In this episode of the Becoming You podcast, I talk about parenting mistakes that you might be making.
Mistake #1: You raise your kids like your parents raised you.
The world we grew up in as children and the world our kids are growing up in are very, very different.
Our parents could shelter us as much as they wanted to from the challenges of the world. Today, with the ease of access everyone has to the internet, no matter how much we try to shelter our children from the harsh realities of the world, we simply will not be able to.
As parents, we need to learn to take cues from our children and engage in dialogue with them instead of simply trying to impose our parental instincts—ingrained in us from our own upbringing—onto them.
Mistake #2: You set extremely high expectations for yourself as a parent, and expect your kids to adhere to those same standards.
You might be like me, and are critical of everything you and others do.
If you’re the perfectionist, overachiever, or doer type, we tend to assume that everyone ought to operate the same way—our kids being no exception.
As with the last point, we need to take note of how our kids are wired and how they regard themselves and the world around them as they grow and mature.
Allow your kids to fall, to fail, and then rise, and learn. This simple process will do more for their personal growth than any expectation approximating perfection ever will.
Mistake #3: You train your kids to suppress their feelings.
One of the worst things we can do as parents is to disregard our children’s feelings or, worst of all, we get angry at them for expressing “unacceptable” feelings, whether it’s anger, disappointment, or shame.
Doing this tells your kids that they are not allowed to feel their big feelings around you—the human beings they trust the most at that point in their lives.

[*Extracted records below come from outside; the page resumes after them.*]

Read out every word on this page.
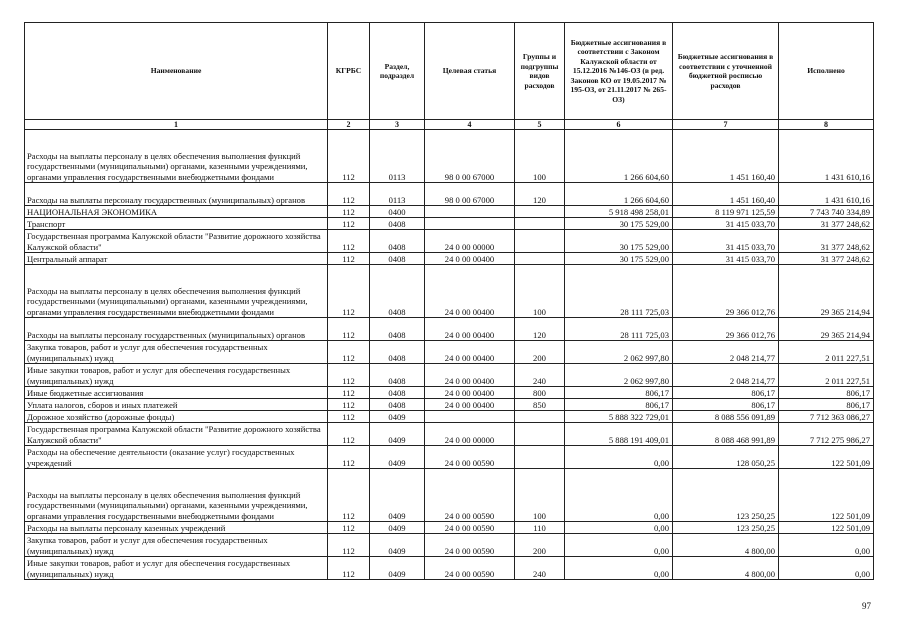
Наименование	КГРБС	Раздел, подраздел	Целевая статья	Группы и подгруппы видов расходов	Бюджетные ассигнования в соответствии с Законом Калужской области от 15.12.2016 №146-ОЗ (в ред. Законов КО от 19.05.2017 № 195-ОЗ, от 21.11.2017 № 265-ОЗ)	Бюджетные ассигнования в соответствии с уточненной бюджетной росписью расходов	Исполнено
1	2	3	4	5	6	7	8
Расходы на выплаты персоналу в целях обеспечения выполнения функций государственными (муниципальными) органами, казенными учреждениями, органами управления государственными внебюджетными фондами	112	0113	98 0 00 67000	100	1 266 604,60	1 451 160,40	1 431 610,16
Расходы на выплаты персоналу государственных (муниципальных) органов	112	0113	98 0 00 67000	120	1 266 604,60	1 451 160,40	1 431 610,16
НАЦИОНАЛЬНАЯ ЭКОНОМИКА	112	0400			5 918 498 258,01	8 119 971 125,59	7 743 740 334,89
Транспорт	112	0408			30 175 529,00	31 415 033,70	31 377 248,62
Государственная программа Калужской области "Развитие дорожного хозяйства Калужской области"	112	0408	24 0 00 00000		30 175 529,00	31 415 033,70	31 377 248,62
Центральный аппарат	112	0408	24 0 00 00400		30 175 529,00	31 415 033,70	31 377 248,62
Расходы на выплаты персоналу в целях обеспечения выполнения функций государственными (муниципальными) органами, казенными учреждениями, органами управления государственными внебюджетными фондами	112	0408	24 0 00 00400	100	28 111 725,03	29 366 012,76	29 365 214,94
Расходы на выплаты персоналу государственных (муниципальных) органов	112	0408	24 0 00 00400	120	28 111 725,03	29 366 012,76	29 365 214,94
Закупка товаров, работ и услуг для обеспечения государственных (муниципальных) нужд	112	0408	24 0 00 00400	200	2 062 997,80	2 048 214,77	2 011 227,51
Иные закупки товаров, работ и услуг для обеспечения государственных (муниципальных) нужд	112	0408	24 0 00 00400	240	2 062 997,80	2 048 214,77	2 011 227,51
Иные бюджетные ассигнования	112	0408	24 0 00 00400	800	806,17	806,17	806,17
Уплата налогов, сборов и иных платежей	112	0408	24 0 00 00400	850	806,17	806,17	806,17
Дорожное хозяйство (дорожные фонды)	112	0409			5 888 322 729,01	8 088 556 091,89	7 712 363 086,27
Государственная программа Калужской области "Развитие дорожного хозяйства Калужской области"	112	0409	24 0 00 00000		5 888 191 409,01	8 088 468 991,89	7 712 275 986,27
Расходы на обеспечение деятельности (оказание услуг) государственных учреждений	112	0409	24 0 00 00590		0,00	128 050,25	122 501,09
Расходы на выплаты персоналу в целях обеспечения выполнения функций государственными (муниципальными) органами, казенными учреждениями, органами управления государственными внебюджетными фондами	112	0409	24 0 00 00590	100	0,00	123 250,25	122 501,09
Расходы на выплаты персоналу казенных учреждений	112	0409	24 0 00 00590	110	0,00	123 250,25	122 501,09
Закупка товаров, работ и услуг для обеспечения государственных (муниципальных) нужд	112	0409	24 0 00 00590	200	0,00	4 800,00	0,00
Иные закупки товаров, работ и услуг для обеспечения государственных (муниципальных) нужд	112	0409	24 0 00 00590	240	0,00	4 800,00	0,00
97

This belief stays with them as they age, and it is an incredibly difficult belief to eradicate once it’s set in.
Mistake #4: You tell your kids, ever so subtly, that they need to change who they are.

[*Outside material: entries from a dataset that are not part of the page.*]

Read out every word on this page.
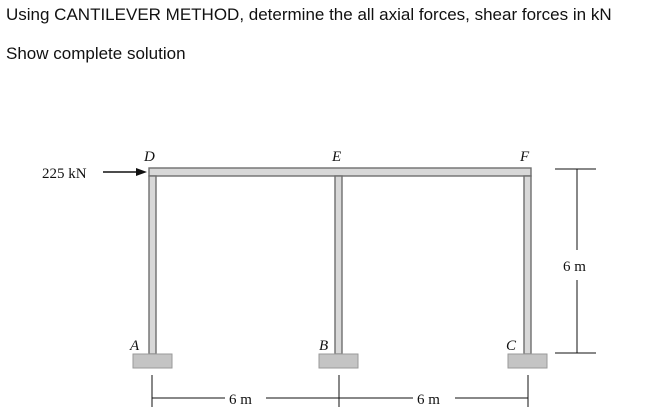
Using CANTILEVER METHOD, determine the all axial forces, shear forces in kN
Show complete solution
225 kN
D	E	F
A	B	C
6 m	6 m
6 m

Many of us have parents that withheld their love for us in very subtle ways if we didn’t behave the way they wanted us to.
The most common way this manifests is through school grades. How many of us were taught to feel worthless by our parents, even if they don’t explicitly mean to do so, whenever we brought home papers marked with less-than-stellar grades?
This communicates to our kids that who they are isn’t good enough and that they aren’t deserving. It plants a seed of insecurity and low self-esteem that, once again, lasts for a lifetime if left unaddressed.
Mistake #5: You believe that your children owe you something.
We don’t own our children, so they don’t owe you anything.
They don’t owe you future wealth or to “uphold the family name”, as great as those things are.
Mistake #6: You tell your kids to “do something useful” whenever they’re at play or rest.
As adults, we are run by time. That’s the unfortunate reality of navigating modern society.
But we should never be the ones to put that burden of being in constant motion, of being endlessly productive, on our own kids.
Mistake #7: You would do anything for your kids save for letting them be themselves.
As parents, we have certain ideas or dreams regarding how we want our kids to turn out.
Career aside, we ultimately want them to be successful, smart, charismatic, and ambitious. And if we don’t see those qualities right off the bat, we start to panic.
Mistake #8: You don’t let your kids fail.
Naturally, it pains us as parents to watch our kids fail and experience those negative emotions.
But as it goes, failure is necessary for growth.